书房的门被打开,瞿锦辞站在门口,屋内浓郁的焚香气味过度膨胀似的漫出来。
书房陈设全部使用深色,由于天气原因,采光不佳,此刻房内灰蒙一片,充斥着一种怪异的压抑感,也难以看清楚每个人的表情。
“锦辞,你来啦。
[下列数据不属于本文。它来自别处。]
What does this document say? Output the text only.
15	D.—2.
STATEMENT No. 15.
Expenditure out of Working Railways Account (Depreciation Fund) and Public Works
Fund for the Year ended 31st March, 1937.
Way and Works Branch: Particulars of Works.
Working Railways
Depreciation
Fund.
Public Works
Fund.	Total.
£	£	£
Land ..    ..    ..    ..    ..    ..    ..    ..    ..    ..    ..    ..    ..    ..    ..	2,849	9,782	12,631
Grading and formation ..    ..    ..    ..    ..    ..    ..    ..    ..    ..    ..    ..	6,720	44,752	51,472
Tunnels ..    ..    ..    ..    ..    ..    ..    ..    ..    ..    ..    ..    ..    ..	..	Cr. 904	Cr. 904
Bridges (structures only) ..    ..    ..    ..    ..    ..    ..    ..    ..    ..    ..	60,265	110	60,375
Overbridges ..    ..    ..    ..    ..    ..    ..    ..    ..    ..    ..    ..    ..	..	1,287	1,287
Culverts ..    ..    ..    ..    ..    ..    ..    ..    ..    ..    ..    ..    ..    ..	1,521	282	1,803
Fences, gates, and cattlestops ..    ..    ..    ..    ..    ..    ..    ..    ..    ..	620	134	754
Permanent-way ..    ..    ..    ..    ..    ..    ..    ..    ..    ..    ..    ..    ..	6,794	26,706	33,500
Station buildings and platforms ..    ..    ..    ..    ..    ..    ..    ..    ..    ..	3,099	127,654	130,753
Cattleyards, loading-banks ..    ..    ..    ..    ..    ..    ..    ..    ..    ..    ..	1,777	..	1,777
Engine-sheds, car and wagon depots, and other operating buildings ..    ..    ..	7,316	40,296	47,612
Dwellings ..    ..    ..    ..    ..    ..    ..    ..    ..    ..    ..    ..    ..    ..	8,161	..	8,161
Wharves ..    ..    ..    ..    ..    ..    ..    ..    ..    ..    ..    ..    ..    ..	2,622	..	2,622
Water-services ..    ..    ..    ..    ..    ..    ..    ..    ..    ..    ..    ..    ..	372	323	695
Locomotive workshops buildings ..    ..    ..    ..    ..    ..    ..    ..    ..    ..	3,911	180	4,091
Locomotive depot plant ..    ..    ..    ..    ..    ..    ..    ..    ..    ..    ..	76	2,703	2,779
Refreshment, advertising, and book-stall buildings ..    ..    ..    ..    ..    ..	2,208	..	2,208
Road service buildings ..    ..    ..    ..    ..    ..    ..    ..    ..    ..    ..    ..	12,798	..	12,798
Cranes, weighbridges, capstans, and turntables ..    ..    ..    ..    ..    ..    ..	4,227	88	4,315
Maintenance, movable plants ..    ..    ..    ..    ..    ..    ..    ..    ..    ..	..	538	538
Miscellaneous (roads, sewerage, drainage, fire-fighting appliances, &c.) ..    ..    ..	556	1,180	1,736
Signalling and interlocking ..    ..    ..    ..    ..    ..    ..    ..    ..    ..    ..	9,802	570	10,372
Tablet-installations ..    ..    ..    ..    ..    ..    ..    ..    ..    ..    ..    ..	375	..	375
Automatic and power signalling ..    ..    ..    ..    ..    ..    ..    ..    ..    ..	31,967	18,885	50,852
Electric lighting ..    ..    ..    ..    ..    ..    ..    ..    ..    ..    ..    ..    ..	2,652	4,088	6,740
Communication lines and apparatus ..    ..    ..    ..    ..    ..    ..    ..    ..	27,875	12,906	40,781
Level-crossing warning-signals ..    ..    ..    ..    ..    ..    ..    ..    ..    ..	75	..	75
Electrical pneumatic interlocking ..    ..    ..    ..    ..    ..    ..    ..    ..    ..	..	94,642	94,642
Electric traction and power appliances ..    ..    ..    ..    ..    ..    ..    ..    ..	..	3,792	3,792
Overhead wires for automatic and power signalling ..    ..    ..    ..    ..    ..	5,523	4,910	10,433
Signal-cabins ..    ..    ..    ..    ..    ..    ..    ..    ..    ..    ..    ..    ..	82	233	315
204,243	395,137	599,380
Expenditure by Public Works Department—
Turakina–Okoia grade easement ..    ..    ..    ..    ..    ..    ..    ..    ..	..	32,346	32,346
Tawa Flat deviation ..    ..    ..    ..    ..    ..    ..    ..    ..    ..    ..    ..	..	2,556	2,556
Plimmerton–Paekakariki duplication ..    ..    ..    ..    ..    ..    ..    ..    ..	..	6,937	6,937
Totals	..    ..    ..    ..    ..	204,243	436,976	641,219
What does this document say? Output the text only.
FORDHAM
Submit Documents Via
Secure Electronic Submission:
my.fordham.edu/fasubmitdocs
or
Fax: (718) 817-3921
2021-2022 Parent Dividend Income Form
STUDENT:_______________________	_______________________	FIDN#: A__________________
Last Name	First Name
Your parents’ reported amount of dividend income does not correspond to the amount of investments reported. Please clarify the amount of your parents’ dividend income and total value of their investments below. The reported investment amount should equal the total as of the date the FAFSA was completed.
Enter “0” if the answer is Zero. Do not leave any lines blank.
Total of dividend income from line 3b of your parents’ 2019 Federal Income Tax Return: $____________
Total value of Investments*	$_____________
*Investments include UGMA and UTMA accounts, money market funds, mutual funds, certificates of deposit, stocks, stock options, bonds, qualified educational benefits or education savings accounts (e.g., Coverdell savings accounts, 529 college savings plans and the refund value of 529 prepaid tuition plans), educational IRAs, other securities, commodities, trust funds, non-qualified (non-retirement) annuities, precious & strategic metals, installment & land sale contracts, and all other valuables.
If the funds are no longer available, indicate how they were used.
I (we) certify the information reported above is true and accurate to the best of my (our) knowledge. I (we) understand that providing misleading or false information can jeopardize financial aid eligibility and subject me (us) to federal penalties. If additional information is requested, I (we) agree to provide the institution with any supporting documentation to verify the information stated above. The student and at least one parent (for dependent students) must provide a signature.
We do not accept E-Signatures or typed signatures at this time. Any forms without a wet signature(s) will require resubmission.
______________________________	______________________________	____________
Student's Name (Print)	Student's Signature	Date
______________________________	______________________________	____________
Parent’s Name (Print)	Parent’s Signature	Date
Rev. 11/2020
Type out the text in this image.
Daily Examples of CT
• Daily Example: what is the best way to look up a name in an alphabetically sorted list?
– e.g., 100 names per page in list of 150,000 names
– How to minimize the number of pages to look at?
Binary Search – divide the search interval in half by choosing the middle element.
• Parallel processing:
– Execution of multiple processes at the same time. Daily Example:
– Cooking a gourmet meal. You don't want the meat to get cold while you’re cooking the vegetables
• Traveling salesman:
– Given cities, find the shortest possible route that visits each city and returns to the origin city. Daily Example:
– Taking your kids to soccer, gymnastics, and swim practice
”宋易勋的声音很沉闷,从墙壁表面被反**回来。
书房的布局也很怪异,除了正常的办公区域,内侧有一处与之割裂的空间,靠墙摆放着一张檀木桌子,桌面上零散地摆放着造型怪异的法器,正中是一台蒙尘的金色香炉。
青灰色的烟气从燃香顶端飘到半空,产生令人烦躁的气味。
宋易勋上好香,身影穿过窗口雾气缭绕的远山和雨后的阴霾天色,向瞿锦辞走过来。
“这些天为你妈妈的事情,你憔悴了不少。”宋易勋说,“我们尽快听完律师的话,你也好早点回房休息。”
他的语气十分平静,面色温和,看起来简直像是一个对待儿子真切关爱、和蔼可亲的模范父亲,而对他来说,妻子瞿宜珍的离世实则根本无关紧要,听她留下最后的话甚至有些耽搁时间。
眼下正在面对的一切都让瞿锦辞心情不悦,他对宋易勋无话可说,径直从他面前走过,站在窗口,把窗子大开着,驱散屋内令人厌烦的气味。
庄叔关门退了出去,屋内只剩下必要在场的三人。
齐瀚简单说明了几句,便开始宣读瞿宜珍的遗嘱。
遗嘱并不复杂,除却表达一些遗憾,内容主要是针对财产的归属问题。
瞿宜珍是瞿家独女,即便由于身体原因,常年以来一直是宋易勋在代为管理产业,但在法律上依旧是瞿氏庞大的财富真正的持有者。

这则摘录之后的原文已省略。